Archive for April 2012
Happy birthday, Len Goodman. Just a seven? I knew my friend Rusty shouldn’t have taken his shirt off . . .
Anyone who reads my blog knows that I have a sore spot when it comes to reality shows that cast people to be on other TV shows. My personal experience with “Fashion File Host Hunt” turned me into the jaded old hag I am today. One day you’re a fresh-faced ingenue ready to take your turn in the spotlight, and the next day you’re Naomi Watts rotting corpse in “Mulholland Drive.” Sigh . . .
Still, I can’t think of a better way for Tyra Banks to bring her former superfans back into the fold besides producing a reality show to fill Nigel Barker’s seat on the judges’ panel of “America’s Next Top Model.” If the show has been suffering for the past few cycles, it’s because of its lack of self-referential humor. At its peak, it was the guiltiest pleasure on televsion. Then it became the show that everyone loved to hate. Recently, however, it’s become the show that everyone hates. Dropping ratings aren’t the only problem. The fan forums that I used to haunt at “Television Without Pity” were once the funniest places to hang out on the Internet. Lately, they’ve become a ghost town. It’s not even that much fun to mock the show anymore.
The problem is that no one can hold up a mirror to Tyra.
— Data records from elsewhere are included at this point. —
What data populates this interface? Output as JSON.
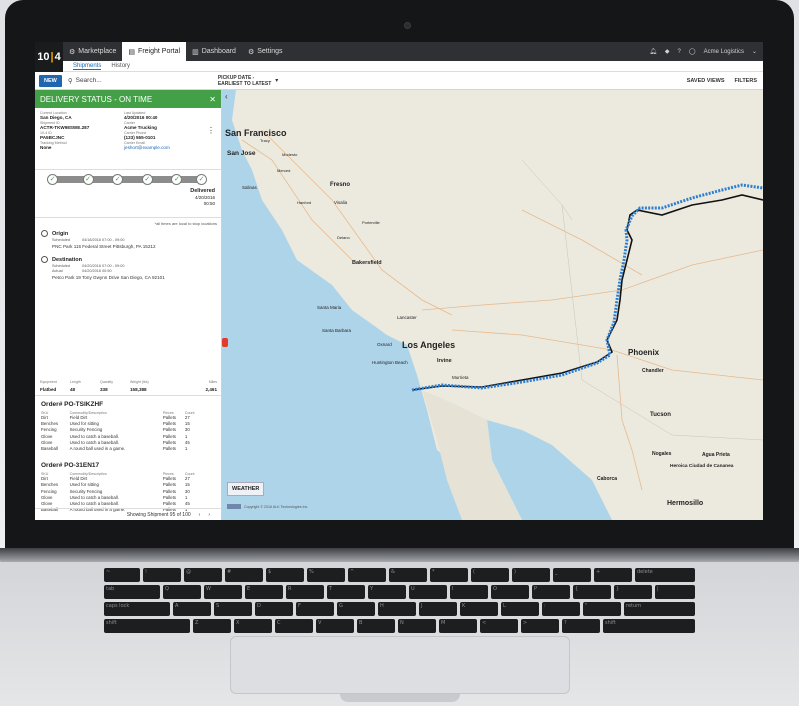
{
  "app": {
    "logo": "10|4",
    "nav": [
      {
        "label": "Marketplace",
        "icon": "gear-icon"
      },
      {
        "label": "Freight Portal",
        "icon": "document-icon"
      },
      {
        "label": "Dashboard",
        "icon": "bar-chart-icon"
      },
      {
        "label": "Settings",
        "icon": "gear-icon"
      }
    ],
    "account": "Acme Logistics",
    "subnav": [
      "Shipments",
      "History"
    ]
  },
  "toolbar": {
    "new_label": "NEW",
    "search_placeholder": "Search...",
    "pickup_line1": "PICKUP DATE -",
    "pickup_line2": "EARLIEST TO LATEST",
    "saved_views": "SAVED VIEWS",
    "filters": "FILTERS"
  },
  "status": {
    "label": "DELIVERY STATUS - ON TIME",
    "color": "#43a047"
  },
  "shipment": {
    "current_location_label": "Current Location",
    "current_location": "San Diego, CA",
    "last_updated_label": "Last Updated",
    "last_updated": "4/20/2016 00:40",
    "shipment_id_label": "Shipment ID",
    "shipment_id": "ACTR-TKW98SWE.287",
    "carrier_label": "Carrier",
    "carrier": "Acme Trucking",
    "ten4_id_label": "10-4 ID",
    "ten4_id": "PA5BCJNC",
    "carrier_phone_label": "Carrier Phone",
    "carrier_phone": "(123) 555-0101",
    "tracking_method_label": "Tracking Method",
    "tracking_method": "None",
    "carrier_email_label": "Carrier Email",
    "carrier_email": "jeshort@example.com"
  },
  "progress": {
    "steps": 6,
    "completed": 6,
    "delivered_label": "Delivered",
    "delivered_date": "4/20/2016",
    "delivered_time": "00:50"
  },
  "stops": {
    "note": "*all times are local to stop locations",
    "origin": {
      "title": "Origin",
      "scheduled_label": "Scheduled",
      "scheduled": "04/18/2016 07:00 - 09:00",
      "address": "PNC Park 115 Federal Street Pittsburgh, PA 15212"
    },
    "destination": {
      "title": "Destination",
      "scheduled_label": "Scheduled",
      "scheduled": "04/20/2016 07:00 - 09:00",
      "actual_label": "Actual",
      "actual": "04/20/2016 00:50",
      "address": "Petco Park 19 Tony Gwynn Drive San Diego, CA 92101"
    }
  },
  "equipment": {
    "headers": [
      "Equipment",
      "Length",
      "Quantity",
      "Weight (lbs)",
      "Miles"
    ],
    "values": [
      "Flatbed",
      "48",
      "338",
      "158,388",
      "2,461"
    ]
  },
  "orders": [
    {
      "title": "Order# PO-TSIKZHF",
      "headers": [
        "SKU",
        "Commodity/Description",
        "Pieces",
        "Count"
      ],
      "rows": [
        [
          "Dirt",
          "Field Dirt",
          "Pallets",
          "27"
        ],
        [
          "Benches",
          "Used for sitting",
          "Pallets",
          "15"
        ],
        [
          "Fencing",
          "Security Fencing",
          "Pallets",
          "30"
        ],
        [
          "Glove",
          "Used to catch a baseball.",
          "Pallets",
          "1"
        ],
        [
          "Glove",
          "Used to catch a baseball.",
          "Pallets",
          "45"
        ],
        [
          "Baseball",
          "A round ball used in a game.",
          "Pallets",
          "1"
        ]
      ]
    },
    {
      "title": "Order# PO-31EN17",
      "headers": [
        "SKU",
        "Commodity/Description",
        "Pieces",
        "Count"
      ],
      "rows": [
        [
          "Dirt",
          "Field Dirt",
          "Pallets",
          "27"
        ],
        [
          "Benches",
          "Used for sitting",
          "Pallets",
          "15"
        ],
        [
          "Fencing",
          "Security Fencing",
          "Pallets",
          "30"
        ],
        [
          "Glove",
          "Used to catch a baseball.",
          "Pallets",
          "1"
        ],
        [
          "Glove",
          "Used to catch a baseball.",
          "Pallets",
          "45"
        ],
        [
          "Baseball",
          "A round ball used in a game.",
          "Pallets",
          "1"
        ]
      ]
    }
  ],
  "pager": {
    "label": "Showing Shipment 95 of 100"
  },
  "map": {
    "weather_label": "WEATHER",
    "copyright": "Copyright © 2016 ALK Technologies Inc.",
    "cities_major": [
      "Los Angeles",
      "Phoenix"
    ],
    "cities": [
      "San Francisco",
      "San Jose",
      "Fresno",
      "Salinas",
      "Visalia",
      "Bakersfield",
      "Santa Maria",
      "Santa Barbara",
      "Oxnard",
      "Lancaster",
      "Huntington Beach",
      "Irvine",
      "Murrieta",
      "Chandler",
      "Tucson",
      "Nogales",
      "Agua Prieta",
      "Heroica Ciudad de Cananea",
      "Caborca",
      "Hermosillo",
      "Merced",
      "Hanford",
      "Porterville",
      "Delano",
      "Modesto",
      "Tracy"
    ]
  },
  "keyboard": {
    "row1": [
      "~",
      "!",
      "@",
      "#",
      "$",
      "%",
      "^",
      "&",
      "*",
      "(",
      ")",
      "_",
      "+",
      "delete"
    ],
    "row2": [
      "tab",
      "Q",
      "W",
      "E",
      "R",
      "T",
      "Y",
      "U",
      "I",
      "O",
      "P",
      "{",
      "}",
      "|"
    ],
    "row3": [
      "caps lock",
      "A",
      "S",
      "D",
      "F",
      "G",
      "H",
      "J",
      "K",
      "L",
      ":",
      "\"",
      "return"
    ],
    "row4": [
      "shift",
      "Z",
      "X",
      "C",
      "V",
      "B",
      "N",
      "M",
      "<",
      ">",
      "?",
      "shift"
    ],
    "row5": [
      "fn",
      "control",
      "option",
      "command",
      "",
      "command",
      "option"
    ]
  }
}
Like almost any CEO who has graduated from Harvard Business School, she prefers to be surrounded by yes-men. The one thing that would make me love the show again would be to see someone seated beside her who not only knew everything about the history of the show, but also someone who could keep Tyra’s ego in check. She needs some serious snark in her life. While I’m not really a fan of people who always see the proverbial glass as half-empty, I’d rather listen to the cynical ranting of a bitchy superfan than the half-baked drivel that comes out of the mouths of the current crop of judges.
The worst thing about “ANTM” is that it has always failed to recognize its failures. By casting a fan to sit next to Tyra Banks and remind her that she hasn’t yet reinvented the wheel, the show might find its model-like legs again. For now, though, it’s barely got a leg to stand on, and that leg is thick and stumpy, and it’s wearing flats to a go-see, and it still hasn’t learned its angles, and it’s losing its spark . . .
Drop arm: A style of eyeglasses distinguished by a dropping arm that creates a low junction between the arm and the rim. Drop arm glasses and sunglasses were popular throughout the 1980s, especially those sold as part of the Sophia Loren Collection. Recently, labels such as Balenciaga have sold similar large-lensed, drop-arm designs.
Happy birthday, Lee Majors. I tried to find a wedding photo of you and Farrah Fawcett, but all I could dig up was this picture from one of your other marriages . . .
Happy birthday, Amber Heard. Usually the joke just writes itself, but I’ve got nothing today. Either you’re kind of boring or I need another cup of coffee . . .
. . . or can you?
Remember when Julia Roberts won her Best Actress Oscar in 2000 and took the stage in a gorgeous, vintage Valentino gown? I remember, although I was quite drunk by the time she accepted the award — gawd that show goes on forever! Anyway, the dress has gone on to be considered one of the all-time red-carpet classics, appearing on numerous best-of-the-best lists.
I also remember the Golden Globe Awards a couple of years later. Sela Ward showed up to the ceremony in a Valentino gown looking like a gift that was going to keep on giving and giving and giving — at least until those three bows on the bodice were untied. At the time, I honestly believed that it was the worst red carpet dress I had ever seen in years. The combination of Valentino red, shiny tafetta, prissy bows and slutty cutouts just didn’t do a thing for this old bird.
And I suppose you’re wondering why I’m telling you this? Five years later, Claudia Schiffer wore the exact same dress to an event and everyone but me was gushing over it (even the commentator on the site I just linked described it as “unlike anything I’ve seen before.” I guess that I was the only one who watched the 2002 Golden Globes.) Of course, I still thought it was the tackiest thing I’d ever seen in my life.
And that reminds me that Wear a Gown to Work Day is less than five weeks away. I started the holiday because I realized that panning every red carpet misstep and criticizing special-event dressing in general only makes me sound like a bitch. I really don’t care what anyone else wears. If you want to wear a gown to work every day of the year, who am I to tell you not to wear a gown? If getting hog-tied in Valentino-red bows is your thing, then go ahead and enjoy yourself. If you want to wear vintage Valentino to the Met Gala, you should wear vintage Valentino. If you want to wear a one-legged, one-armed Spandex unitard while you perform Jazzercise on the front lawn on your apartment complex in Green Bay, Wisconsin, who am I to stop you?
Fashion may be a rather vain pursuit, but that doesn’t mean that I’d want to live without it.